鉄輪にシェアハウス「湯治ぐらし」

プロジェクト型シェアハウス「湯治ぐらし」の
リビングに地域の人に協力してもらった
「温泉染め」ののれんがかけられた

 今年2月に鉄輪東にオープンした、生活に湯治を取り入れたプロジェクト型シェアハウス「湯治ぐらし」。廃れつつある日本古来からの療養法である「湯治文化」を世界の新たなライフスタイルとして国内外に発信する「湯治女子」が入居して、地域や人種の垣根を越えた新しいコミュニティのつながりを作ろうというイベントが行われている。

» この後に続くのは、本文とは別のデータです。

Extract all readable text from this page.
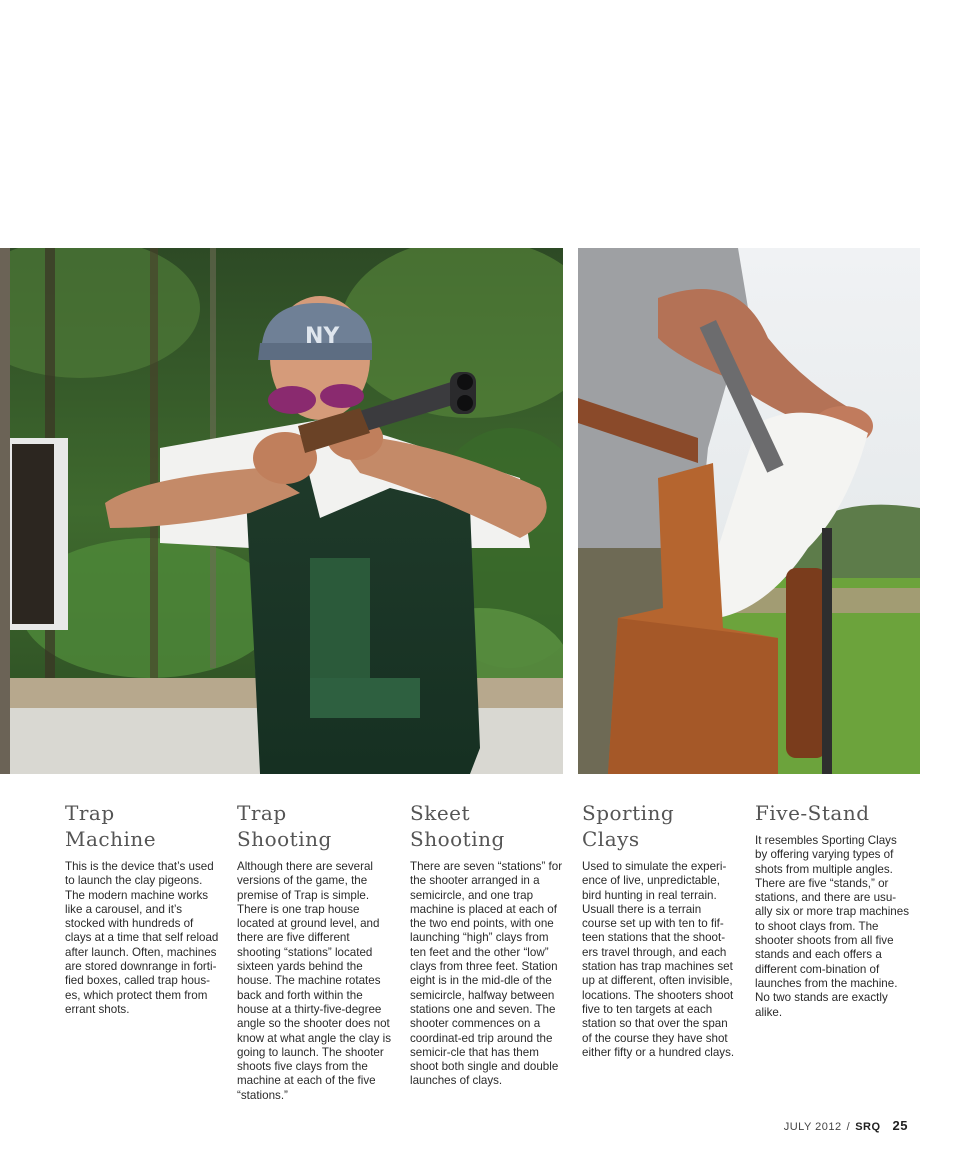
NY
Trap
Machine

This is the device that’s used to launch the clay pigeons. The modern machine works like a carousel, and it’s stocked with hundreds of clays at a time that self reload after launch. Often, machines are stored downrange in forti-fied boxes, called trap hous-es, which protect them from errant shots.

Trap
Shooting

Although there are several versions of the game, the premise of Trap is simple. There is one trap house located at ground level, and there are five different shooting “stations” located sixteen yards behind the house. The machine rotates back and forth within the house at a thirty-five-degree angle so the shooter does not know at what angle the clay is going to launch. The shooter shoots five clays from the machine at each of the five “stations.”

Skeet
Shooting

There are seven “stations” for the shooter arranged in a semicircle, and one trap machine is placed at each of the two end points, with one launching “high” clays from ten feet and the other “low” clays from three feet. Station eight is in the mid-dle of the semicircle, halfway between stations one and seven. The shooter commences on a coordinat-ed trip around the semicir-cle that has them shoot both single and double launches of clays.

Sporting
Clays

Used to simulate the experi-ence of live, unpredictable, bird hunting in real terrain. Usuall there is a terrain course set up with ten to fif-teen stations that the shoot-ers travel through, and each station has trap machines set up at different, often invisible, locations. The shooters shoot five to ten targets at each station so that over the span of the course they have shot either fifty or a hundred clays.

Five-Stand

It resembles Sporting Clays by offering varying types of shots from multiple angles. There are five “stands,” or stations, and there are usu-ally six or more trap machines to shoot clays from. The shooter shoots from all five stands and each offers a different com-bination of launches from the machine. No two stands are exactly alike.

JULY 2012 / SRQ 25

 「湯治女子」を主宰し、「湯治ぐらし」の代表でもある菅野靜さん(41)は、大手企業に勤めていた時、海外生活を体験した。「当たり前のように毎日入っていたお風呂が、海外では難しかったりする。それから温泉にはまり、全国行ったが、女性1人でその日行って泊まれる旅館は少なかった。1人でも気軽に行けるところを突き詰めたら、湯治宿だった」と言う。「良い意味で、ほったらしにしてくれる。とても、贅沢だと思った。この文化を世界に伝えたいと思った。鉄輪なら、チャレンジが出来ると思った」と移住を決めた。
 菅野さんが考える「湯治」とは「からだとこころを見つめ直す静かな時間」。「湯治文化を再構築して、新しいツーリズムとして、地元のヒト・モノ・コトと出会える、湯治場を『湯磁場』にしたい」と意気込みを語る。現在、立命館アジア太平洋大学の学生4人が入居している。今後、湯治・ヘルスマネジメントイベントを開催してプログラムを蓄積していく。
 湯治女子の第1弾イベントとして、今回、「のれんプロジェクト」を実施した。「旅する服屋さんメイドイン」のユキハシトモヒコさん(別府市在住)とコラボした企画で、引っ越し記念に地元の人に手ぬぐいを配り、それぞれが日頃使っている自宅の温泉や共同温泉などで1週間ほど使ってもらい、「温泉染め」にして再び集めて縫い合わせてのれんにした。同じように使っても、泉質などによって微妙に違う色に仕上がった。完成したのれんは、このほど関係者を招いてお披露目され、「湯治ぐらし」のリビングの入り口にかけられた。
 菅野さんは「皆さんのおかげでここまで来れました。うれしくて、楽しい。やっていることをそっとサポートしてくれる地域。さりげない優しさがうれしい。湯治を世界に伝えたい」と話した。